Greg Dussor: pharmacology scholar at the forefront of migraine research

May 23, 2025

Dr. Greg Dussor (left) and Dr. Juan E. González hooding a doctoral student during the UT Dallas Spring 2025 Doctoral Hooding ceremony.

Dr. Greg Dussor, an internationally recognized expert in migraine research, focuses on uncovering the mechanisms behind migraine pain and identifying potential therapeutic targets. As a core faculty member of the Center for Advanced Pain Studies (CAPS) and co-director of the Pain Neurobiology Research Group at UT Dallas, he works to alleviate the burden of chronic pain through basic research, therapeutic discovery, and education.

Leading the Dussor Lab at UT Dallas, he aims to develop novel therapeutics that could prevent or even reverse chronic pain states. Despite significant advancements, much remains unknown about the mechanisms contributing to migraines, a condition affecting nearly a third of the U.S. population. Migraine is the sixth most prevalent disease worldwide and the most common neurological disorder, yet less than half of those who suffer from it achieve adequate relief with current treatments. His research also investigates the biological mechanisms that may explain why migraine disproportionately affects women.

“Migraine is among the most common and most disabling disorders worldwide, but we have essentially no idea why it happens and what its causes are,” he said. “People can be otherwise entirely normal and yet they have migraine attacks caused by everyday life events like exposure to stress, changes in sleep patterns or weather, or fluctuations in hormone levels.  From a neuroscience perspective, this is a complete mystery and a major challenge to figure out.”

Dussor earned his PhD in pharmacology from The University of Texas Health Science Center at San Antonio in 2002. He did a postdoctoral fellowship at the Vollum Institute in Portland, Oregon.  He then joined the faculty at the University of Arizona in 2007, focusing on the pathophysiology of chronic headache disorders such as migraine. Since 2014, he has served as a faculty member at UT Dallas, where he now leads the Neuroscience Department in the School of Behavioral and Brain Sciences. In this role, he oversees the department’s research, teaching, and service missions, managing its administrative and financial operations.

Dr. Greg Dussor standing in a lab wearing a white coat.
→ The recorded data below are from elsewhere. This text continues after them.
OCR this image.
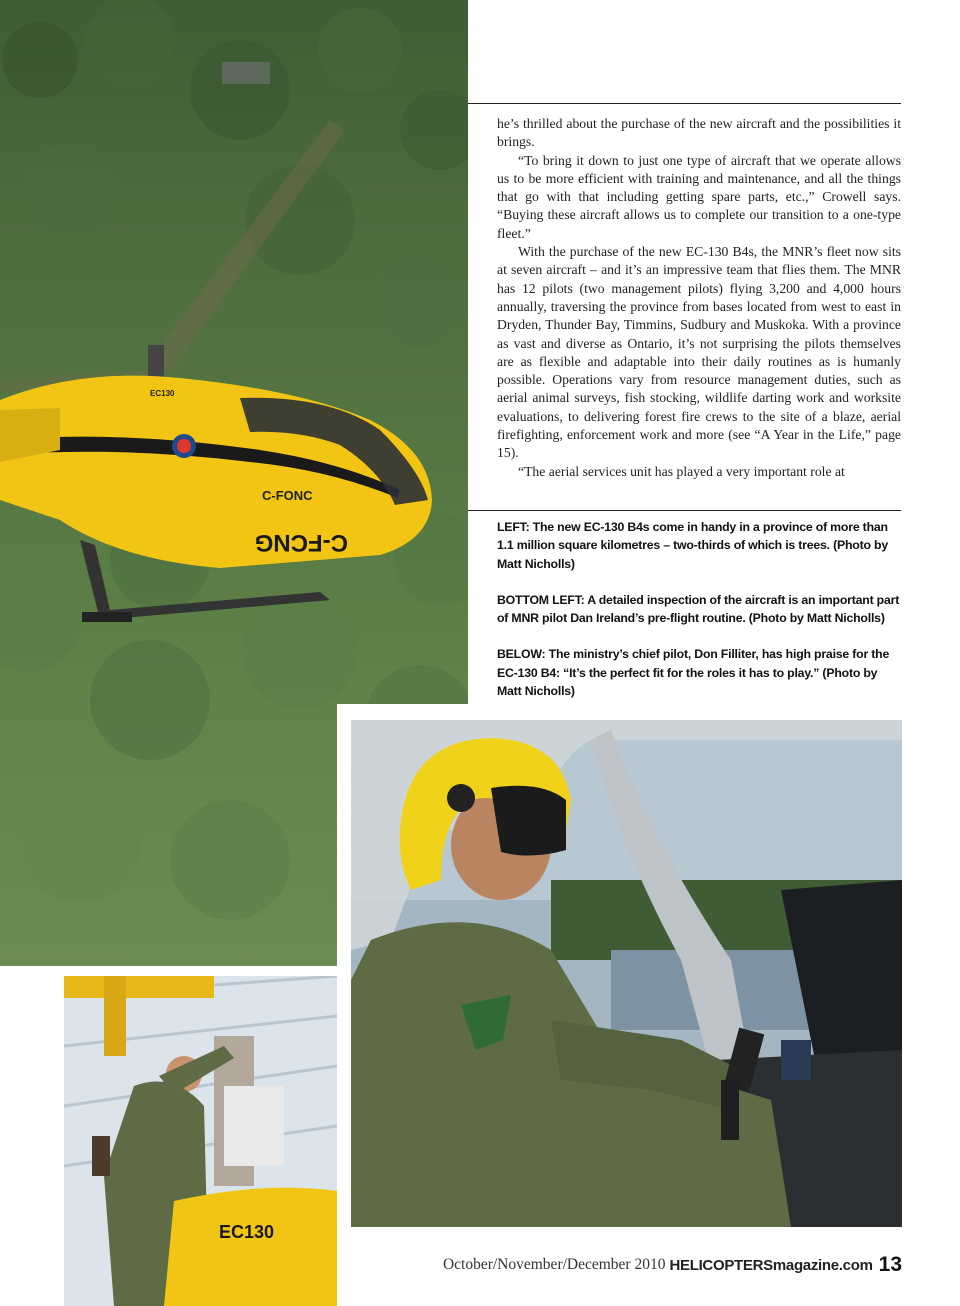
C-FONC
C-FCNG
EC130
EC130

he’s thrilled about the purchase of the new aircraft and the possibilities it brings.

“To bring it down to just one type of aircraft that we operate allows us to be more efficient with training and maintenance, and all the things that go with that including getting spare parts, etc.,” Crowell says. “Buying these aircraft allows us to complete our transition to a one-type fleet.”

With the purchase of the new EC-130 B4s, the MNR’s fleet now sits at seven aircraft – and it’s an impressive team that flies them. The MNR has 12 pilots (two management pilots) flying 3,200 and 4,000 hours annually, traversing the province from bases located from west to east in Dryden, Thunder Bay, Timmins, Sudbury and Muskoka. With a province as vast and diverse as Ontario, it’s not surprising the pilots themselves are as flexible and adaptable into their daily routines as is humanly possible. Operations vary from resource management duties, such as aerial animal surveys, fish stocking, wildlife darting work and worksite evaluations, to delivering forest fire crews to the site of a blaze, aerial firefighting, enforcement work and more (see “A Year in the Life,” page 15).

“The aerial services unit has played a very important role at

LEFT: The new EC-130 B4s come in handy in a province of more than 1.1 million square kilometres – two-thirds of which is trees. (Photo by Matt Nicholls)

BOTTOM LEFT: A detailed inspection of the aircraft is an important part of MNR pilot Dan Ireland’s pre-flight routine. (Photo by Matt Nicholls)

BELOW: The ministry’s chief pilot, Don Filliter, has high praise for the EC-130 B4: “It’s the perfect fit for the roles it has to play.” (Photo by Matt Nicholls)

October/November/December 2010 HELICOPTERS magazine.com 13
In addition to his research, Dussor is dedicated to teaching and mentoring students. He offers both undergraduate and graduate courses in neuroscience, specializing in neuropharmacology, the neuroscience of pain, and neurophysiology. His undergraduate courses include Neuropharmacology, which explores neurotransmitter functions and their effects on the central nervous system. At the graduate level, he leads a Seminar in Systems Neuroscience, which provides PhD students with training in oral presentation skills and exposure to current research, as well as The Neuroscience of Pain, a systems-oriented course covering neural processing and treatment methodologies.

In addition to his academic and clinical responsibilities, Dr. Dussor is actively involved in national advocacy and service within the headache medicine community. He serves on multiple committees within the American Headache Society, contributes to public education and outreach through his work with the nonprofit Association of Migraine Disorders, and advocates for improved headache care and research funding on Capitol Hill each year as part of the Alliance for Headache Disorders Advocacy.

Dussor is one of five BBS faculty members joining the newest cohort of UT Dallas endowed chairs and professors. He has been appointed as the James Bartlett Chair in Behavioral and Brain Sciences – a professorship named in honor of the late psychology professor and BBS administrator.

Bartlett served as a BBS faculty member for 44 years and as the school’s interim dean from 2015 to 2018. His research focused on how people receive and retain nonverbal information — from melodies to faces and places. He was among the first researchers to explore holistic memory processing — producing pioneering behavioral evidence that the brain processes faces as a unit, and not by their individual components.

In addition to his faculty responsibilities and research, Bartlett provided leadership to UT Dallas in a variety of important capacities throughout his tenure. His titles, both within and outside the University, included associate dean of the then-fledgling School of Human Development (now BBS), dean of graduate studies and research, chair of the UT System Faculty Advisory Council, and head of the UT Dallas cognition and neuroscience PhD program.

Dr. Greg Dussor (left) on a podium giving a speech at the ATC Bldg. during the Spring 2025 investiture ceremony.

Endowed chairs and professorships are the highest academic award the University can bestow on a faculty member. The endowments, funded through philanthropic donations, fund initiatives that advance research and instructional programs. UT Dallas has more than 175 chairs and professorships, with several established by or honoring the University’s founders and early leaders.